All companies should ensure they have an independent compliance department or similar, which conducts proper due diligence on any 3rd-party business relationships before making a payment. Basic due diligence must cover questions like: "Why is the 3rd-party critical for the company's business?" and "Who are the beneficial owners of the 3rd-party?"

Whilst it might be impractical for all 3rd-party business relationships to be scrutinized to a deep level, companies can put themselves in better positions by changing the amount of scrutiny toward the 3rd-party according to the level of risk posed.

Pore over internal communications carefully

To keep the scheme in operation, employees at Airbus allegedly sent occasional emails to one another and even shared an internal spreadsheet which noted the initial and true recipients of company payments to "business partners."

Any company should have an appropriate policy regarding surveillance, to look at employees' internal communications depending on its risk factor, including corporate chats and emails (in accordance with all relevant laws).

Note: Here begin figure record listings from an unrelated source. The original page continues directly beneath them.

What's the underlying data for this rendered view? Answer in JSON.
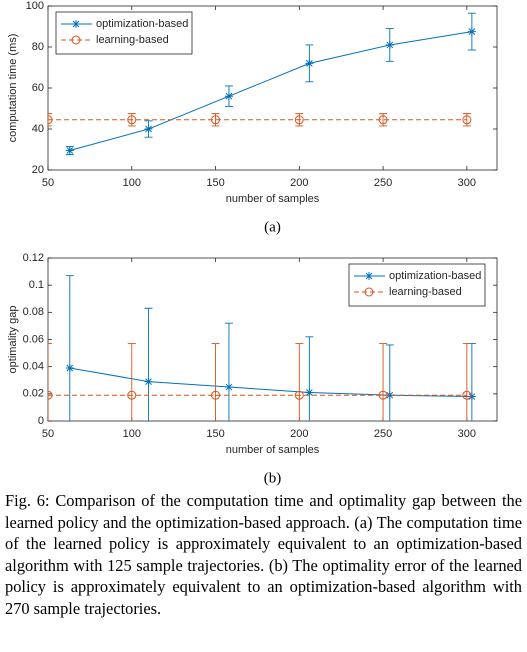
{
  "chart_data": [
    {
      "type": "line",
      "subcaption": "(a)",
      "x_label": "number of samples",
      "y_label": "computation time (ms)",
      "xlim": [
        50,
        318
      ],
      "xticks": [
        50,
        100,
        150,
        200,
        250,
        300
      ],
      "ylim": [
        20,
        100
      ],
      "yticks": [
        20,
        40,
        60,
        80,
        100
      ],
      "grid": false,
      "legend": "upper left",
      "series": [
        {
          "name": "optimization-based",
          "color": "#0072bd",
          "marker": "asterisk",
          "dash": false,
          "x": [
            63,
            110,
            158,
            206,
            254,
            303
          ],
          "values": [
            29.5,
            40,
            56,
            72,
            81,
            87.5
          ],
          "errors": [
            2,
            4,
            5,
            9,
            8,
            9
          ]
        },
        {
          "name": "learning-based",
          "color": "#d95319",
          "marker": "circle",
          "dash": true,
          "x": [
            50,
            100,
            150,
            200,
            250,
            300
          ],
          "values": [
            44.5,
            44.5,
            44.5,
            44.5,
            44.5,
            44.5
          ],
          "errors": [
            3,
            3,
            3,
            3,
            3,
            3
          ]
        }
      ]
    },
    {
      "type": "line",
      "subcaption": "(b)",
      "x_label": "number of samples",
      "y_label": "optimality gap",
      "xlim": [
        50,
        318
      ],
      "xticks": [
        50,
        100,
        150,
        200,
        250,
        300
      ],
      "ylim": [
        0,
        0.12
      ],
      "yticks": [
        0,
        0.02,
        0.04,
        0.06,
        0.08,
        0.1,
        0.12
      ],
      "grid": false,
      "legend": "upper right",
      "series": [
        {
          "name": "optimization-based",
          "color": "#0072bd",
          "marker": "asterisk",
          "dash": false,
          "x": [
            63,
            110,
            158,
            206,
            254,
            303
          ],
          "values": [
            0.039,
            0.029,
            0.025,
            0.021,
            0.019,
            0.018
          ],
          "errors": [
            0.068,
            0.054,
            0.047,
            0.041,
            0.037,
            0.039
          ]
        },
        {
          "name": "learning-based",
          "color": "#d95319",
          "marker": "circle",
          "dash": true,
          "x": [
            50,
            100,
            150,
            200,
            250,
            300
          ],
          "values": [
            0.019,
            0.019,
            0.019,
            0.019,
            0.019,
            0.019
          ],
          "errors": [
            0.038,
            0.038,
            0.038,
            0.038,
            0.038,
            0.038
          ]
        }
      ]
    }
  ],
  "caption": "Fig. 6: Comparison of the computation time and optimality gap between the learned policy and the optimization-based approach. (a) The computation time of the learned policy is approximately equivalent to an optimization-based algorithm with 125 sample trajectories. (b) The optimality error of the learned policy is approximately equivalent to an optimization-based algorithm with 270 sample trajectories."
}
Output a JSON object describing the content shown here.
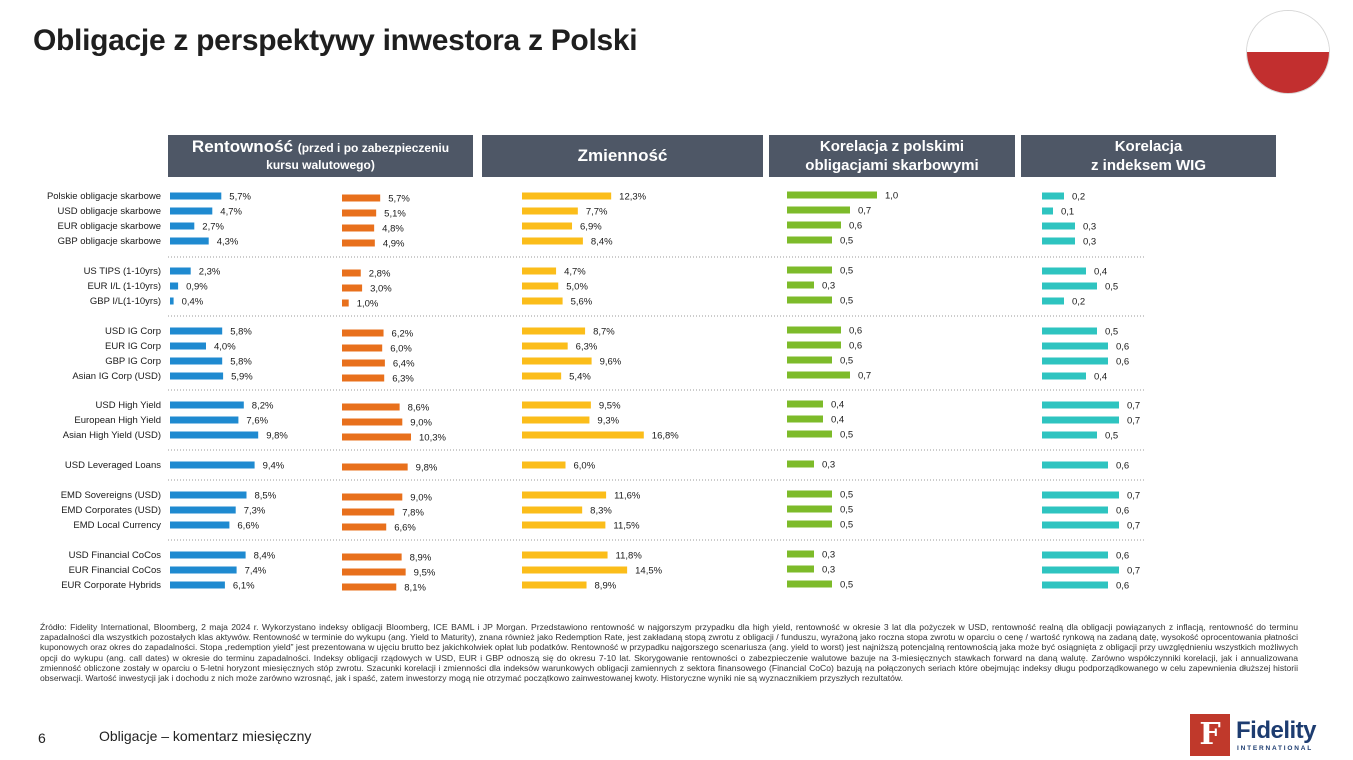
{
  "page": {
    "title": "Obligacje z perspektywy inwestora z Polski",
    "page_number": "6",
    "doc_title": "Obligacje – komentarz miesięczny",
    "logo_name": "Fidelity",
    "logo_sub": "INTERNATIONAL",
    "logo_mark": "F",
    "footnote": "Źródło: Fidelity International, Bloomberg, 2 maja 2024 r. Wykorzystano indeksy obligacji Bloomberg, ICE BAML i JP Morgan. Przedstawiono rentowność w najgorszym przypadku dla high yield, rentowność w okresie 3 lat dla pożyczek w USD, rentowność realną dla obligacji powiązanych z inflacją, rentowność do terminu zapadalności dla wszystkich pozostałych klas aktywów. Rentowność w terminie do wykupu (ang. Yield to Maturity), znana również jako Redemption Rate, jest zakładaną stopą zwrotu z obligacji / funduszu, wyrażoną jako roczna stopa zwrotu w oparciu o cenę / wartość rynkową na zadaną datę, wysokość oprocentowania płatności kuponowych oraz okres do zapadalności. Stopa „redemption yield” jest prezentowana w ujęciu brutto bez jakichkolwiek opłat lub podatków. Rentowność w przypadku najgorszego scenariusza (ang. yield to worst) jest najniższą potencjalną rentownością jaka może być osiągnięta z obligacji przy uwzględnieniu wszystkich możliwych opcji do wykupu (ang. call dates) w okresie do terminu zapadalności. Indeksy obligacji rządowych w USD, EUR i GBP odnoszą się do okresu 7-10 lat. Skorygowanie rentowności o zabezpieczenie walutowe bazuje na 3-miesięcznych stawkach forward na daną walutę. Zarówno współczynniki korelacji, jak i annualizowana zmienność obliczone zostały w oparciu o 5-letni horyzont miesięcznych stóp zwrotu. Szacunki korelacji i zmienności dla indeksów warunkowych obligacji zamiennych z sektora finansowego (Financial CoCo) bazują na  połączonych seriach które obejmując indeksy długu podporządkowanego w celu zapewnienia dłuższej historii obserwacji. Wartość inwestycji jak i dochodu z nich może zarówno wzrosnąć, jak i spaść, zatem inwestorzy mogą nie otrzymać początkowo zainwestowanej kwoty. Historyczne wyniki nie są wyznacznikiem przyszłych rezultatów."
  },
  "headers": {
    "rent_main": "Rentowność",
    "rent_sub1": "(przed i po zabezpieczeniu",
    "rent_sub2": "kursu walutowego)",
    "vol": "Zmienność",
    "corr_pl_1": "Korelacja z polskimi",
    "corr_pl_2": "obligacjami skarbowymi",
    "corr_wig_1": "Korelacja",
    "corr_wig_2": "z indeksem WIG"
  },
  "colors": {
    "header_bg": "#4e5766",
    "yield": "#1f8ad0",
    "yield_hedged": "#e8701c",
    "volatility": "#fbbd1a",
    "corr_pl": "#7dbb2a",
    "corr_wig": "#2ec4c0",
    "separator": "#9a9a9a"
  },
  "chart_data": {
    "type": "bar",
    "orientation": "horizontal",
    "categories": [
      "Polskie obligacje skarbowe",
      "USD obligacje skarbowe",
      "EUR obligacje skarbowe",
      "GBP obligacje skarbowe",
      "US TIPS (1-10yrs)",
      "EUR I/L (1-10yrs)",
      "GBP I/L(1-10yrs)",
      "USD IG Corp",
      "EUR IG Corp",
      "GBP IG Corp",
      "Asian IG Corp (USD)",
      "USD High Yield",
      "European High Yield",
      "Asian High Yield (USD)",
      "USD Leveraged Loans",
      "EMD Sovereigns (USD)",
      "EMD Corporates (USD)",
      "EMD Local Currency",
      "USD Financial CoCos",
      "EUR Financial CoCos",
      "EUR Corporate Hybrids"
    ],
    "groups": [
      4,
      3,
      4,
      3,
      1,
      3,
      3
    ],
    "series": [
      {
        "name": "Rentowność",
        "values": [
          5.7,
          4.7,
          2.7,
          4.3,
          2.3,
          0.9,
          0.4,
          5.8,
          4.0,
          5.8,
          5.9,
          8.2,
          7.6,
          9.8,
          9.4,
          8.5,
          7.3,
          6.6,
          8.4,
          7.4,
          6.1
        ],
        "labels": [
          "5,7%",
          "4,7%",
          "2,7%",
          "4,3%",
          "2,3%",
          "0,9%",
          "0,4%",
          "5,8%",
          "4,0%",
          "5,8%",
          "5,9%",
          "8,2%",
          "7,6%",
          "9,8%",
          "9,4%",
          "8,5%",
          "7,3%",
          "6,6%",
          "8,4%",
          "7,4%",
          "6,1%"
        ]
      },
      {
        "name": "Rentowność (po zabezpieczeniu kursu walutowego)",
        "values": [
          5.7,
          5.1,
          4.8,
          4.9,
          2.8,
          3.0,
          1.0,
          6.2,
          6.0,
          6.4,
          6.3,
          8.6,
          9.0,
          10.3,
          9.8,
          9.0,
          7.8,
          6.6,
          8.9,
          9.5,
          8.1
        ],
        "labels": [
          "5,7%",
          "5,1%",
          "4,8%",
          "4,9%",
          "2,8%",
          "3,0%",
          "1,0%",
          "6,2%",
          "6,0%",
          "6,4%",
          "6,3%",
          "8,6%",
          "9,0%",
          "10,3%",
          "9,8%",
          "9,0%",
          "7,8%",
          "6,6%",
          "8,9%",
          "9,5%",
          "8,1%"
        ]
      },
      {
        "name": "Zmienność",
        "values": [
          12.3,
          7.7,
          6.9,
          8.4,
          4.7,
          5.0,
          5.6,
          8.7,
          6.3,
          9.6,
          5.4,
          9.5,
          9.3,
          16.8,
          6.0,
          11.6,
          8.3,
          11.5,
          11.8,
          14.5,
          8.9
        ],
        "labels": [
          "12,3%",
          "7,7%",
          "6,9%",
          "8,4%",
          "4,7%",
          "5,0%",
          "5,6%",
          "8,7%",
          "6,3%",
          "9,6%",
          "5,4%",
          "9,5%",
          "9,3%",
          "16,8%",
          "6,0%",
          "11,6%",
          "8,3%",
          "11,5%",
          "11,8%",
          "14,5%",
          "8,9%"
        ]
      },
      {
        "name": "Korelacja z polskimi obligacjami skarbowymi",
        "values": [
          1.0,
          0.7,
          0.6,
          0.5,
          0.5,
          0.3,
          0.5,
          0.6,
          0.6,
          0.5,
          0.7,
          0.4,
          0.4,
          0.5,
          0.3,
          0.5,
          0.5,
          0.5,
          0.3,
          0.3,
          0.5
        ],
        "labels": [
          "1,0",
          "0,7",
          "0,6",
          "0,5",
          "0,5",
          "0,3",
          "0,5",
          "0,6",
          "0,6",
          "0,5",
          "0,7",
          "0,4",
          "0,4",
          "0,5",
          "0,3",
          "0,5",
          "0,5",
          "0,5",
          "0,3",
          "0,3",
          "0,5"
        ]
      },
      {
        "name": "Korelacja z indeksem WIG",
        "values": [
          0.2,
          0.1,
          0.3,
          0.3,
          0.4,
          0.5,
          0.2,
          0.5,
          0.6,
          0.6,
          0.4,
          0.7,
          0.7,
          0.5,
          0.6,
          0.7,
          0.6,
          0.7,
          0.6,
          0.7,
          0.6
        ],
        "labels": [
          "0,2",
          "0,1",
          "0,3",
          "0,3",
          "0,4",
          "0,5",
          "0,2",
          "0,5",
          "0,6",
          "0,6",
          "0,4",
          "0,7",
          "0,7",
          "0,5",
          "0,6",
          "0,7",
          "0,6",
          "0,7",
          "0,6",
          "0,7",
          "0,6"
        ]
      }
    ]
  }
}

An independent compliance department should be allocated the responsibility of carrying out the surveillance. Any surveillance team should focus on words that might be employed as euphemisms for the word "bribe" and out-of-the-ordinary discussions or shared files, like internally created 3rd-party invoices.

No matter how reputable or large a company has become, the Airbus scandal shows that any firm can still operate above the law. Noncompliance can lead to very serious commercial consequences. The latest situation highlights the necessity of having an effective compliance department, and the importance of every employee adopting the correct mindset for compliance.